A bar in my area is having a cocktail contest so I just had to throw my hat into the ring. I wanted to do something a little modernist, but they want to feature the cocktail on their menu when it’s over, so I didn’t want to do anything too far out there. I’m going to assume they don’t have or want to buy any special equipment, so all the fun carbonated drinks are out, and that they don’t want to do anything laborious like agar clarification.
When I first started getting into modernist cocktails, one of the first things I experimented with was rapid infusions. I had an ISI Whip as a holdover from my modernist cooking experiments. It was fall a few years ago, and in Ohio unless there’s a late frost we get a really great stone fruit crop. That year had been cool and cloudy, which meant a horrible tomato crop that nearly bankrupted some of the farmers I spoke to, but a banner year for peaches and plums.
So my first order of business: rapid infusing stonefruits. Thus the Plumhattan was born. It’s exactly what it sounds like, you rapid infuse some whiskey with plums, strain, and then mix with vermouth and Angostura. Ango just goes so well with tree fruits and that drink was such a hit I couldn’t keep plums at home. Every time friends came over I went through a half-dozen. I even planted a plum tree in my yard in hopes I could keep up in the future.
I wanted to take it a step further this year. I love the combination of plum and whiskey. (I made some delicious desserts with the whiskey-soaked plums leftover from the infusions) but want something a little more exciting than just plum in a Manhattan.
So I broke out my trusty Flavor Bible to try to get a feel for a flavor profile. There were a few things you expect. Various spices like anise, cardamom, and cinnamon, that add up to a flavor profile very similar to Angostura. And then some I hadn’t thought off immediately but had tried before, like Cognac and Armagnac. I once made a dessert from the Bouchon Bistro cookbook that was prunes poached in red wine with anise, cinnamon, and honey. Serve that with some homemade vanilla ice cream to a girl you’re dating (or would like to be) and you’re getting lucky, I promise.
So I have a few ideas, but they all start with the prune whiskey.
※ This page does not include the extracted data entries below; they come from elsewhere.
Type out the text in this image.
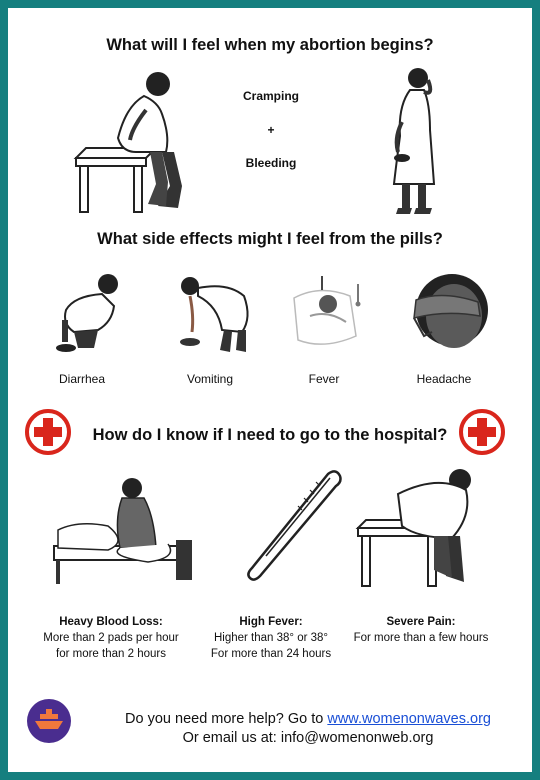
What will I feel when my abortion begins?
Cramping
+
Bleeding
What side effects might I feel from the pills?
Diarrhea	Vomiting	Fever	Headache
How do I know if I need to go to the hospital?
Heavy Blood Loss:
More than 2 pads per hour
for more than 2 hours
High Fever:
Higher than 38° or 38°
For more than 24 hours
Severe Pain:
For more than a few hours
Do you need more help? Go to www.womenonwaves.org
Or email us at: info@womenonweb.org
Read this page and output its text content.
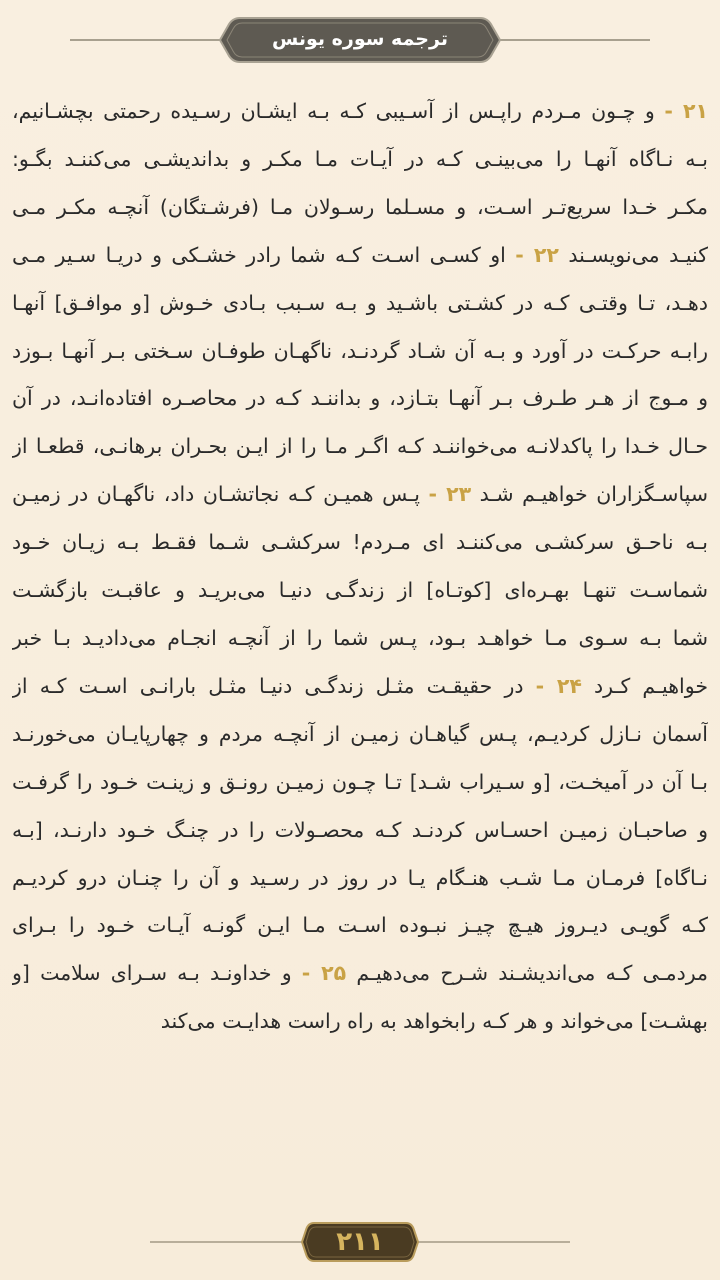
ترجمه سوره یونس
۲۱ - و چـون مـردم راپـس از آسـیبی کـه بـه ایشـان رسـیده رحمتی بچشـانیم،
بـه نـاگاه آنهـا را می‌بینـی کـه در آیـات مـا مکـر و بداندیشـی می‌کننـد بگـو:
مکـر خـدا سریع‌تـر اسـت، و مسـلما رسـولان مـا (فرشـتگان) آنچـه مکـر مـی
کنیـد می‌نویسـند ۲۲ - او کسـی اسـت کـه شما رادر خشـکی و دریـا سـیر مـی
دهـد، تـا وقتـی کـه در کشـتی باشـید و بـه سـبب بـادی خـوش [و موافـق] آنهـا
رابـه حرکـت در آورد و بـه آن شـاد گردنـد، ناگهـان طوفـان سـختی بـر آنهـا بـوزد
و مـوج از هـر طـرف بـر آنهـا بتـازد، و بداننـد کـه در محاصـره افتاده‌انـد، در آن
حـال خـدا را پاکدلانـه می‌خواننـد کـه اگـر مـا را از ایـن بحـران برهانـی، قطعـا از
سپاسـگزاران خواهیـم شـد ۲۳ - پـس همیـن کـه نجاتشـان داد، ناگهـان در زمیـن
بـه ناحـق سرکشـی می‌کننـد ای مـردم! سرکشـی شـما فقـط بـه زیـان خـود
شماسـت تنهـا بهـره‌ای [کوتـاه] از زندگـی دنیـا می‌بریـد و عاقبـت بازگشـت
شما بـه سـوی مـا خواهـد بـود، پـس شما را از آنچـه انجـام می‌دادیـد بـا خبر
خواهیـم کـرد ۲۴ - در حقیقـت مثـل زندگـی دنیـا مثـل بارانـی اسـت کـه از
آسمان نـازل کردیـم، پـس گیاهـان زمیـن از آنچـه مردم و چهارپایـان می‌خورنـد
بـا آن در آمیخـت، [و سـیراب شـد] تـا چـون زمیـن رونـق و زینـت خـود را گرفـت
و صاحبـان زمیـن احسـاس کردنـد کـه محصـولات را در چنـگ خـود دارنـد، [بـه
نـاگاه] فرمـان مـا شـب هنـگام یـا در روز در رسـید و آن را چنـان درو کردیـم
کـه گویـی دیـروز هیـچ چیـز نبـوده اسـت مـا ایـن گونـه آیـات خـود را بـرای
مردمـی کـه می‌اندیشـند شـرح می‌دهیـم ۲۵ - و خداونـد بـه سـرای سلامت [و
بهشـت] می‌خواند و هر کـه رابخواهد به راه راست هدایـت می‌کند
۲۱۱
Rather than rapid infuse, because it requires no special equipment and results in a clear product I decided to go with a justino. Anyone with a blender could spend $15 on some Pectinex Ultra-SPL and pull this off, so it seems doable for a small-volume cocktail bar. (I do think for comparison I might buy some plums and rapid infuse, just to see which is better.)
So to start, I took a bottle of 4 Roses Yellow and blended it with some prunes. In Liquid Intelligence, Dave Arnold recommends using dried fruit so you get more fruit flavor with less water. Plums aren’t in season yet, and prune plums are tastier than the rest anyway.
So I mixed 500 grams 4 Roses Yellow with 125 grams plums and of course 2 grams Pectinex Ultra-SPL. I blended the ever-living shit out of it, because plums are pretty meaty. I had to stop at one point because the Vitamix was blending it so much that it was getting warm and I didn’t want the alcohol to start evaporating. It separated so fast I’m not sure you even need the Pectinex, but if it contributes even a little to clarity it’s worth it. So unlike most Justinos where those of us without a centrifuge have to cross our fingers and hope it separates, I could have been done an hour later. But I wanted maximum flavor infusions so I let it sit for a week and then strained through a coffee filter.
The straining was rough. Some of the solids had gone to the top and some to the bottom, so I wasn’t able to rack the liquid off of them very well. They clogged even just fine mesh strainer. I strained them through fine mesh, then through multiple changes of cheesecloth, then through coffee filters. The process took a really long time, though not much active work. Next time I’ll take a spoon and try to scoop the puck of solids off the top.
And here we are, plum whiskey. I’ll talk in future posts about what I end up doing with it. My ideas right now are:
1. A variant on a New York Sour. Plums pair well with both lemon and red wine. I’m thinking maybe the plum whiskey, lemon juice, demerara simple, and a big bold California cabernet.
2. Something paired with brandy. I’m not entirely sure where this line of thought is going to take me. But I like Cognac and the good book says they pair well together. I have this notion in my head that the combo is going to taste good with Nonino, and I can’t even tell you why. I could be way off base.
3. Something with absinthe. Anise + plum = yummy. That’s like basic food math. I feel like there’s something to be found loosely based on a corpse reviver #2 or a sazerac here.
Ideas would be greatly appreciated as well. I really don’t know where exactly to go with this one yet.